Helping to raise the profile of South Africa with top sommeliers with the Sommelier Cup is the campaign Jo Wehring, UK head of Wines of South Africa, is most proud of as it allowed leading sommelier talent from all over the world to travel to the country and see the wineries and taste the wines for themselves. She also shines the spotlight on Tesco’s pop-up bar for its Finest range of wines as the campaign she wished she had done.
Talk us through your favourite campaign…
We launched the Wines of South Africa Sommelier Cup in 2010, to coincide with the FIFA World Cup, which was held in South Africa that year. We wanted to create a competition that would attract the attention of the world’s leading sommeliers, in the main export markets that we focus on, and engage with them in a way that allowed us to highlight all the amazing wines that South Africa was producing. We also wanted to create a platform that offered them the opportunity to really get to know the country and become South African experts.
It was originally intended to be a one off campaign, but it worked so well that we decided to run it every three years. 2019 will see the launch of the fourth Wines of South Africa Sommelier Cup.
What was the strategy behind it?
The on-trade is an essential sector for selling premium South African wines and this activity worked across all markets and, while focused on education, offered a fun way to experience South Africa. We wanted to immerse the sommeliers in South Africa and create life long ambassadors.
How did you go about pulling it together?
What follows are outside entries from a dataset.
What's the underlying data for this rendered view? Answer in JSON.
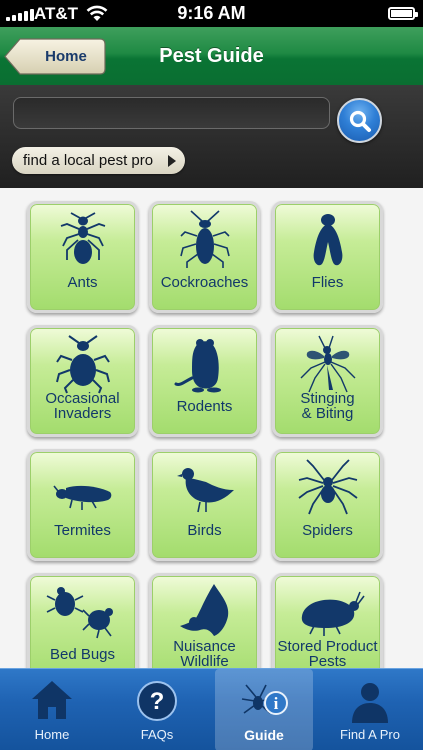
{
  "status_bar": {
    "carrier": "AT&T",
    "time": "9:16 AM"
  },
  "nav": {
    "back_label": "Home",
    "title": "Pest Guide"
  },
  "search": {
    "value": "",
    "placeholder": "",
    "pro_label": "find a local pest pro"
  },
  "categories": [
    {
      "label": "Ants",
      "icon": "ant-icon"
    },
    {
      "label": "Cockroaches",
      "icon": "cockroach-icon"
    },
    {
      "label": "Flies",
      "icon": "fly-icon"
    },
    {
      "label_line1": "Occasional",
      "label_line2": "Invaders",
      "icon": "beetle-icon"
    },
    {
      "label": "Rodents",
      "icon": "rodent-icon"
    },
    {
      "label_line1": "Stinging",
      "label_line2": "& Biting",
      "icon": "mosquito-icon"
    },
    {
      "label": "Termites",
      "icon": "termite-icon"
    },
    {
      "label": "Birds",
      "icon": "pigeon-icon"
    },
    {
      "label": "Spiders",
      "icon": "spider-icon"
    },
    {
      "label": "Bed Bugs",
      "icon": "bed-bug-icon"
    },
    {
      "label_line1": "Nuisance",
      "label_line2": "Wildlife",
      "icon": "bat-icon"
    },
    {
      "label_line1": "Stored Product",
      "label_line2": "Pests",
      "icon": "weevil-icon"
    }
  ],
  "tabs": [
    {
      "label": "Home",
      "icon": "house-icon"
    },
    {
      "label": "FAQs",
      "icon": "question-icon"
    },
    {
      "label": "Guide",
      "icon": "spider-info-icon",
      "active": true
    },
    {
      "label": "Find A Pro",
      "icon": "person-icon"
    }
  ],
  "colors": {
    "nav_green": "#0a7434",
    "tile_green": "#a3dc6d",
    "pest_navy": "#12386a",
    "tab_blue": "#1f63b3"
  }
}
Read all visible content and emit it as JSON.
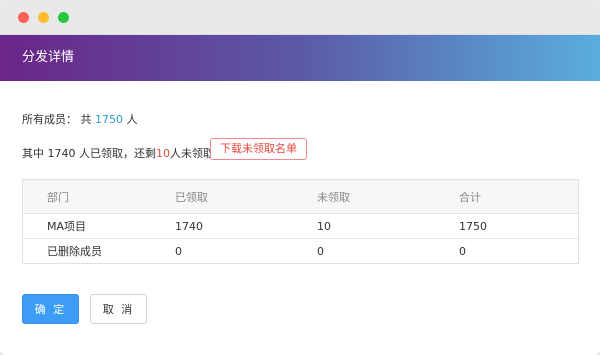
{
  "window": {
    "controls": [
      "close",
      "minimize",
      "maximize"
    ]
  },
  "header": {
    "title": "分发详情",
    "gradient": [
      "#6a2589",
      "#5aaede"
    ]
  },
  "summary": {
    "members_prefix": "所有成员：  共",
    "members_total": "1750",
    "members_suffix": "人",
    "claimed_prefix": "其中 1740 人已领取，还剩",
    "remaining": "10",
    "remaining_suffix": "人未领取"
  },
  "download_button": {
    "label": "下载未领取名单"
  },
  "table": {
    "headers": [
      "部门",
      "已领取",
      "未领取",
      "合计"
    ],
    "rows": [
      [
        "MA项目",
        "1740",
        "10",
        "1750"
      ],
      [
        "已删除成员",
        "0",
        "0",
        "0"
      ]
    ]
  },
  "actions": {
    "confirm_label": "确 定",
    "cancel_label": "取 消"
  },
  "colors": {
    "accent_blue": "#2b9bd6",
    "accent_red": "#e5483f",
    "primary_button": "#3d9cf5"
  }
}
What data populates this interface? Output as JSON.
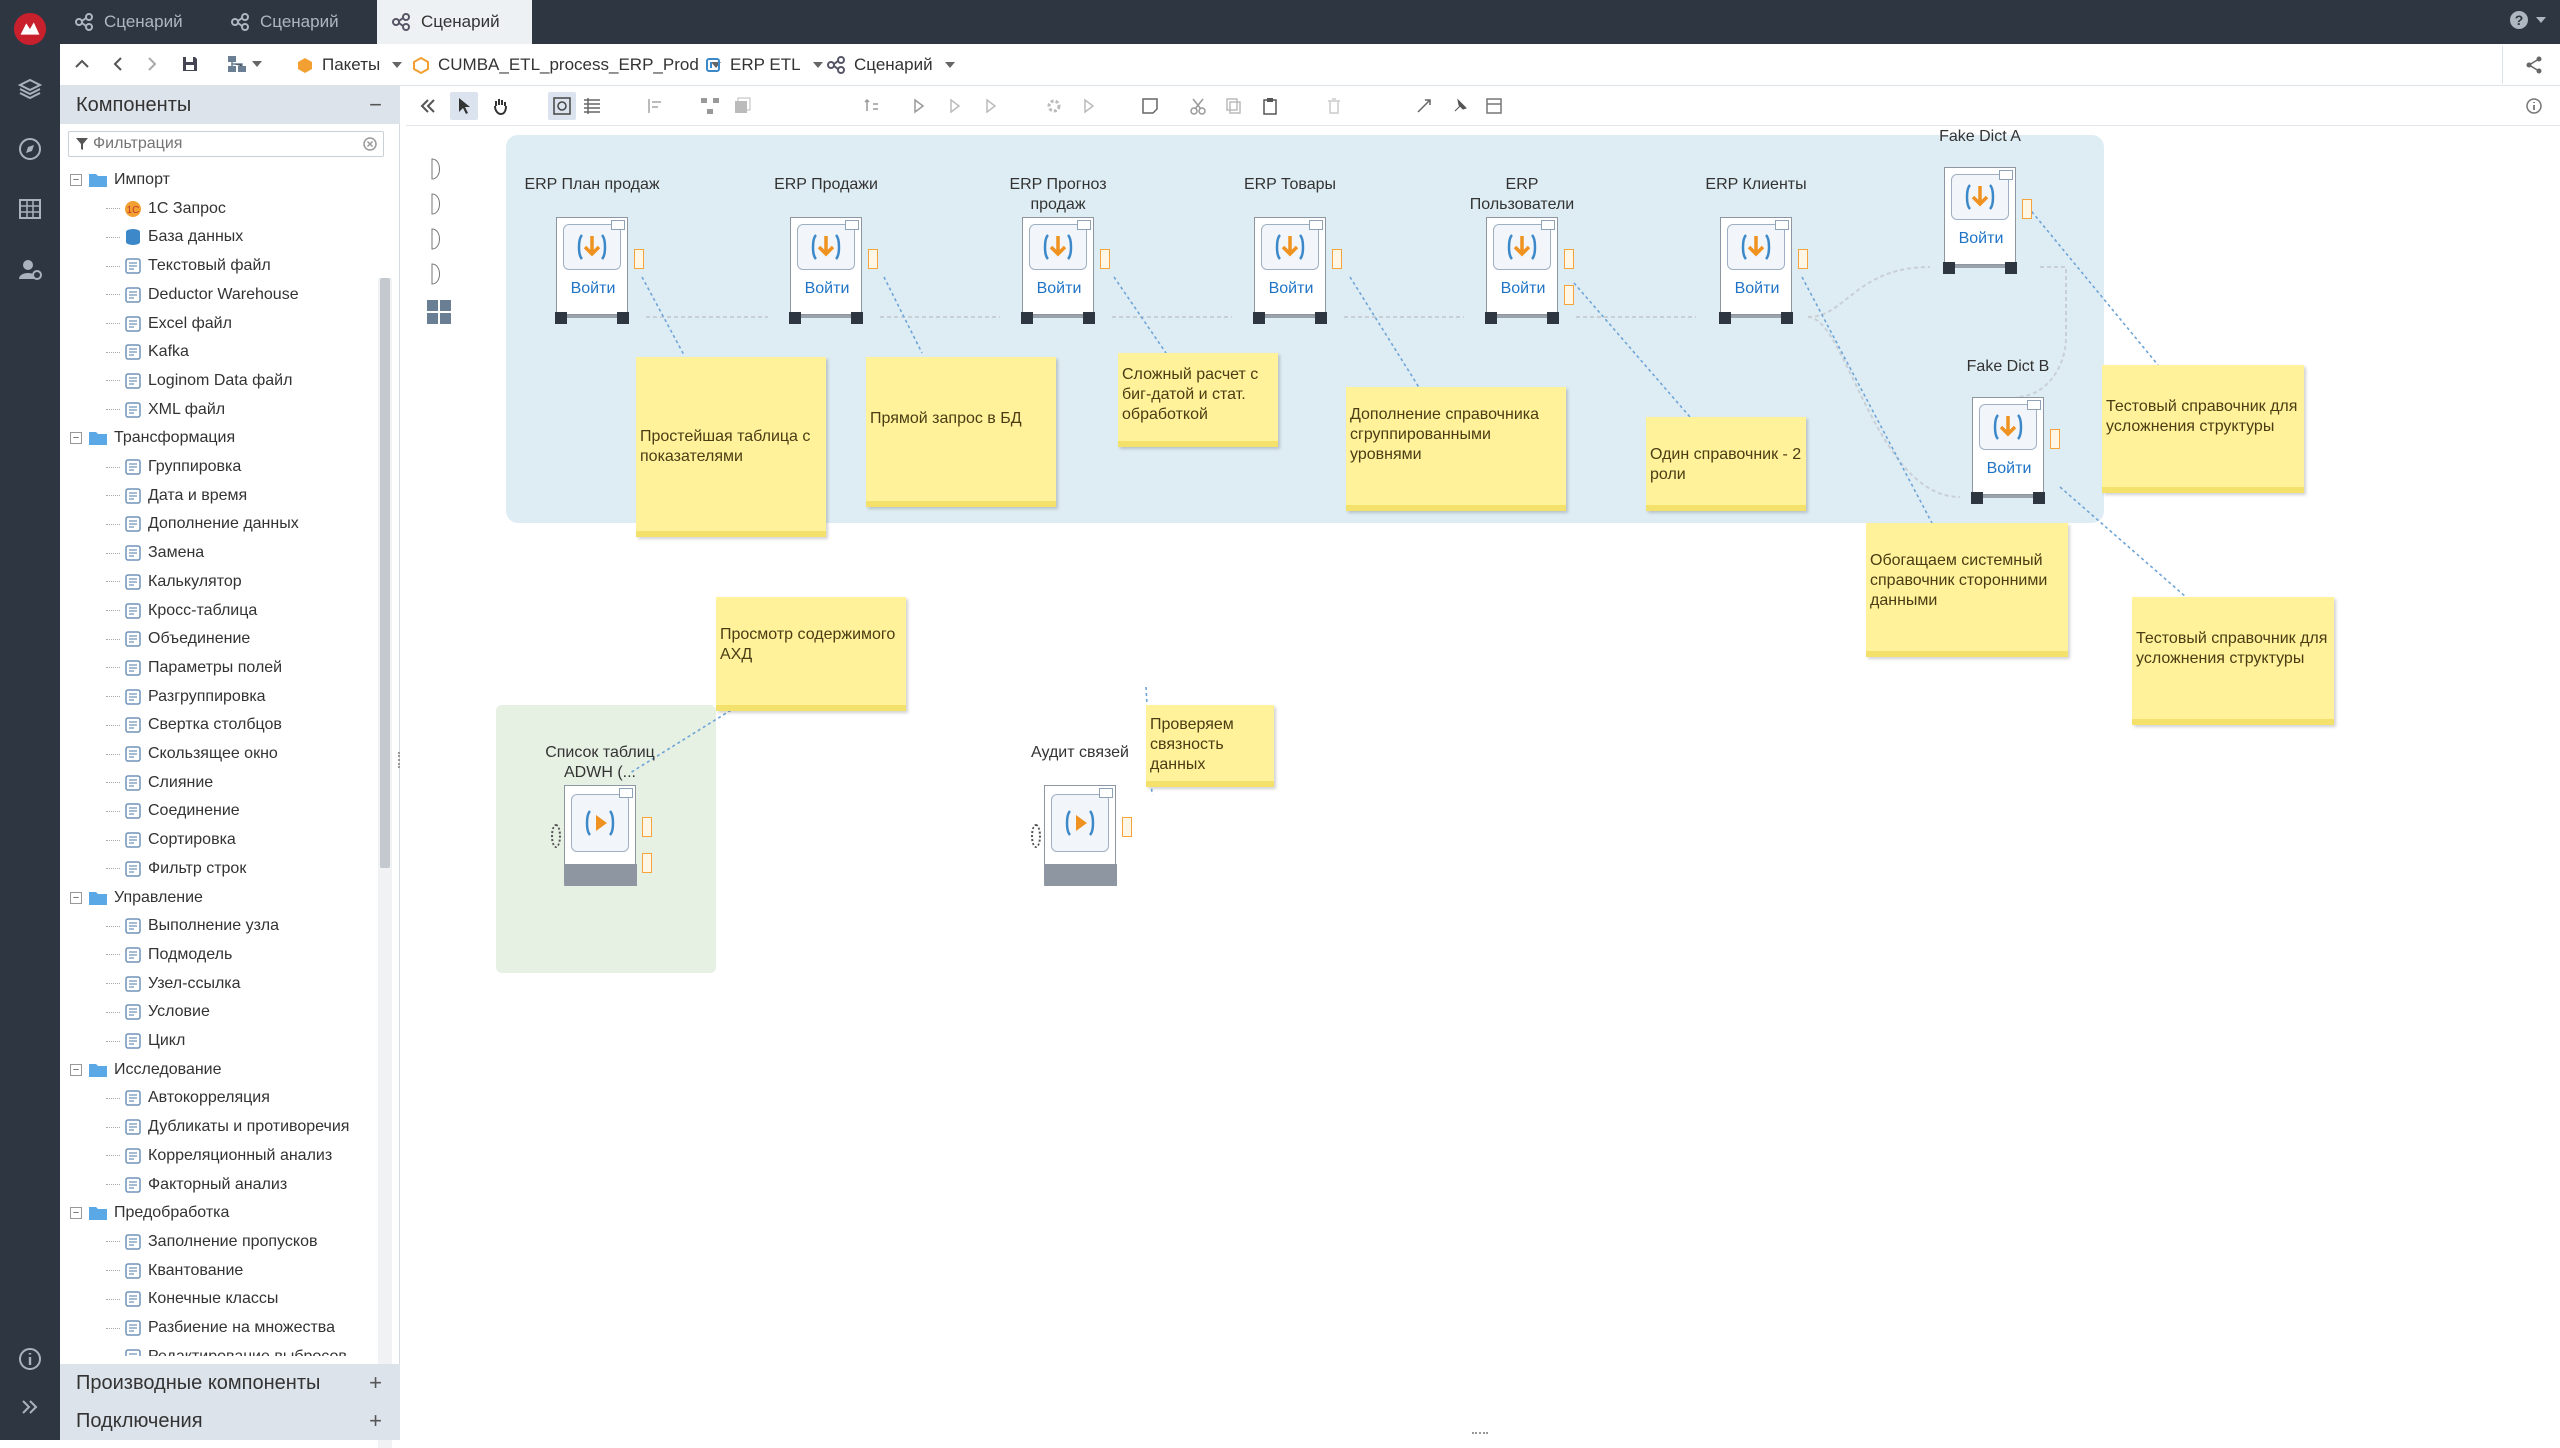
{
  "tabs": [
    {
      "label": "Сценарий",
      "active": false
    },
    {
      "label": "Сценарий",
      "active": false
    },
    {
      "label": "Сценарий",
      "active": true
    }
  ],
  "help_label": "?",
  "breadcrumbs": [
    {
      "label": "Пакеты"
    },
    {
      "label": "CUMBA_ETL_process_ERP_Prod"
    },
    {
      "label": "ERP ETL"
    },
    {
      "label": "Сценарий"
    }
  ],
  "panel": {
    "title": "Компоненты",
    "filter_placeholder": "Фильтрация",
    "groups": [
      {
        "label": "Импорт",
        "items": [
          "1С Запрос",
          "База данных",
          "Текстовый файл",
          "Deductor Warehouse",
          "Excel файл",
          "Kafka",
          "Loginom Data файл",
          "XML файл"
        ]
      },
      {
        "label": "Трансформация",
        "items": [
          "Группировка",
          "Дата и время",
          "Дополнение данных",
          "Замена",
          "Калькулятор",
          "Кросс-таблица",
          "Объединение",
          "Параметры полей",
          "Разгруппировка",
          "Свертка столбцов",
          "Скользящее окно",
          "Слияние",
          "Соединение",
          "Сортировка",
          "Фильтр строк"
        ]
      },
      {
        "label": "Управление",
        "items": [
          "Выполнение узла",
          "Подмодель",
          "Узел-ссылка",
          "Условие",
          "Цикл"
        ]
      },
      {
        "label": "Исследование",
        "items": [
          "Автокорреляция",
          "Дубликаты и противоречия",
          "Корреляционный анализ",
          "Факторный анализ"
        ]
      },
      {
        "label": "Предобработка",
        "items": [
          "Заполнение пропусков",
          "Квантование",
          "Конечные классы",
          "Разбиение на множества",
          "Редактирование выбросов"
        ]
      }
    ],
    "derived_title": "Производные компоненты",
    "connections_title": "Подключения"
  },
  "nodes": [
    {
      "title": "ERP План продаж",
      "label": "Войти"
    },
    {
      "title": "ERP Продажи",
      "label": "Войти"
    },
    {
      "title": "ERP Прогноз продаж",
      "label": "Войти"
    },
    {
      "title": "ERP Товары",
      "label": "Войти"
    },
    {
      "title": "ERP Пользователи",
      "label": "Войти"
    },
    {
      "title": "ERP Клиенты",
      "label": "Войти"
    },
    {
      "title": "Fake Dict A",
      "label": "Войти"
    },
    {
      "title": "Fake Dict B",
      "label": "Войти"
    },
    {
      "title": "Список таблиц ADWH (...",
      "label": ""
    },
    {
      "title": "Аудит связей",
      "label": ""
    }
  ],
  "stickies": [
    "Простейшая таблица с показателями",
    "Прямой запрос в БД",
    "Сложный расчет с биг-датой и стат. обработкой",
    "Дополнение справочника сгруппированными уровнями",
    "Один справочник - 2 роли",
    "Тестовый справочник для усложнения структуры",
    "Обогащаем системный справочник сторонними данными",
    "Тестовый справочник для усложнения структуры",
    "Просмотр содержимого АХД",
    "Проверяем связность данных"
  ],
  "colors": {
    "rail": "#2e3642",
    "group_blue": "#deedf3",
    "group_green": "#e6f0e3",
    "sticky": "#fff29a",
    "accent": "#1f74c6",
    "port": "#f4a43a"
  }
}
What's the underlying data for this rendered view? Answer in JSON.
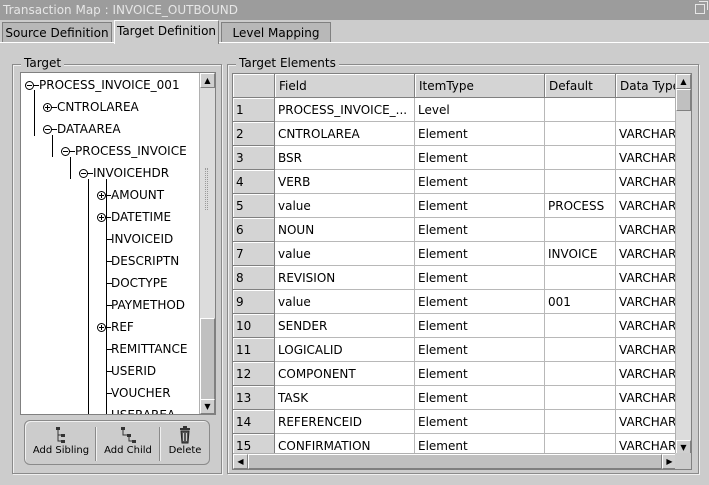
{
  "window": {
    "title": "Transaction Map : INVOICE_OUTBOUND"
  },
  "tabs": [
    {
      "label": "Source Definition",
      "active": false
    },
    {
      "label": "Target Definition",
      "active": true
    },
    {
      "label": "Level Mapping",
      "active": false
    }
  ],
  "target_panel": {
    "legend": "Target",
    "tree": [
      {
        "label": "PROCESS_INVOICE_001",
        "expander": "minus"
      },
      {
        "label": "CNTROLAREA",
        "expander": "plus"
      },
      {
        "label": "DATAAREA",
        "expander": "minus"
      },
      {
        "label": "PROCESS_INVOICE",
        "expander": "minus"
      },
      {
        "label": "INVOICEHDR",
        "expander": "minus"
      },
      {
        "label": "AMOUNT",
        "expander": "plus"
      },
      {
        "label": "DATETIME",
        "expander": "plus"
      },
      {
        "label": "INVOICEID",
        "expander": "none"
      },
      {
        "label": "DESCRIPTN",
        "expander": "none"
      },
      {
        "label": "DOCTYPE",
        "expander": "none"
      },
      {
        "label": "PAYMETHOD",
        "expander": "none"
      },
      {
        "label": "REF",
        "expander": "plus"
      },
      {
        "label": "REMITTANCE",
        "expander": "none"
      },
      {
        "label": "USERID",
        "expander": "none"
      },
      {
        "label": "VOUCHER",
        "expander": "none"
      },
      {
        "label": "USERAREA",
        "expander": "none"
      }
    ],
    "toolbar": {
      "add_sibling": "Add Sibling",
      "add_child": "Add Child",
      "delete": "Delete"
    }
  },
  "elements_panel": {
    "legend": "Target Elements",
    "columns": [
      "",
      "Field",
      "ItemType",
      "Default",
      "Data Type"
    ],
    "rows": [
      [
        "1",
        "PROCESS_INVOICE_...",
        "Level",
        "",
        ""
      ],
      [
        "2",
        "CNTROLAREA",
        "Element",
        "",
        "VARCHAR"
      ],
      [
        "3",
        "BSR",
        "Element",
        "",
        "VARCHAR"
      ],
      [
        "4",
        "VERB",
        "Element",
        "",
        "VARCHAR"
      ],
      [
        "5",
        "value",
        "Element",
        "PROCESS",
        "VARCHAR"
      ],
      [
        "6",
        "NOUN",
        "Element",
        "",
        "VARCHAR"
      ],
      [
        "7",
        "value",
        "Element",
        "INVOICE",
        "VARCHAR"
      ],
      [
        "8",
        "REVISION",
        "Element",
        "",
        "VARCHAR"
      ],
      [
        "9",
        "value",
        "Element",
        "001",
        "VARCHAR"
      ],
      [
        "10",
        "SENDER",
        "Element",
        "",
        "VARCHAR"
      ],
      [
        "11",
        "LOGICALID",
        "Element",
        "",
        "VARCHAR"
      ],
      [
        "12",
        "COMPONENT",
        "Element",
        "",
        "VARCHAR"
      ],
      [
        "13",
        "TASK",
        "Element",
        "",
        "VARCHAR"
      ],
      [
        "14",
        "REFERENCEID",
        "Element",
        "",
        "VARCHAR"
      ],
      [
        "15",
        "CONFIRMATION",
        "Element",
        "",
        "VARCHAR"
      ]
    ]
  }
}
Each of the markets that Wines of South Africa operates in ran the first round of the competition independently, working with trade press and sommelier associations to spread the word. We created educational materials to support the competition entrants in their studies, to ensure everyone had access to the latest information about the wines, regions and trends. The winner from each country round was announced and a trip to South Africa co-ordinated for all the winners. This included a week-long visit, covering a wide range of regions and producers to help the contestants to really get to know South Africa, before taking part in the grand final to find the overall winner.
What was the impact of the campaign?
The standard of entrants has been consistently high. In the UK we’ve seen participation from many of the countries top sommeliers from some of the best-known restaurants, and that is true of the other markets too. We’re now at a point where to be a leading sommelier you need to know South African wines and that wasn’t the case 10 years ago. In the UK, especially, where many of our sommeliers are very passionate and knowledgeable about European wines this activity provides a powerful opportunity to focus on South Africa.
What lessons have you learnt from doing this campaign for other initiatives?
The sommelier community is notoriously tricky to engage with, they are extremely busy and demand for their time is high. The Wines of South Africa Sommelier Cup taps into the thirst for knowledge that top sommeliers have and their competitive nature. Bringing together like-minded people from across the globe works very well as shared experience in different markets is something that the group always enjoys.
The campaign I wish I had done….
Explain the campaign and what it was for?
Last year Tesco launched the Tesco Finest Pop-Up Wine Bar for two weeks in a Soho location to market its premium own label wine range. It was a strong mix of experiential marketing to consumers and media relations.
What is it about this campaign that you particularly like?
This was a high impact way to showcase the Tesco Finest range to the public in a very stylish environment that adds gravitas to the premium nature of the range. With the full range of 70 wines available by the glass it offered a great opportunity for consumers to explore wines that they wouldn’t usually try, with advice offered from Tesco experts. Taking the wines out of the usual off-trade environment and creating an on-trade experience was a clever way to alter perceptions of a supermarket own-label range.
Why do you think it was successful?
As well as providing a quality experience for consumers, encouraging trial, offering education and changing perceptions of the wines, the campaign generated a large amount of press coverage ensuring the impact went far further than the activity itself.
What lessons could other businesses take from this idea?
Taking your product into a completely different environment can change how potential customers perceive it. Giving consumers a positive experience and allowing them to explore products they wouldn’t usually try can broaden their horizons.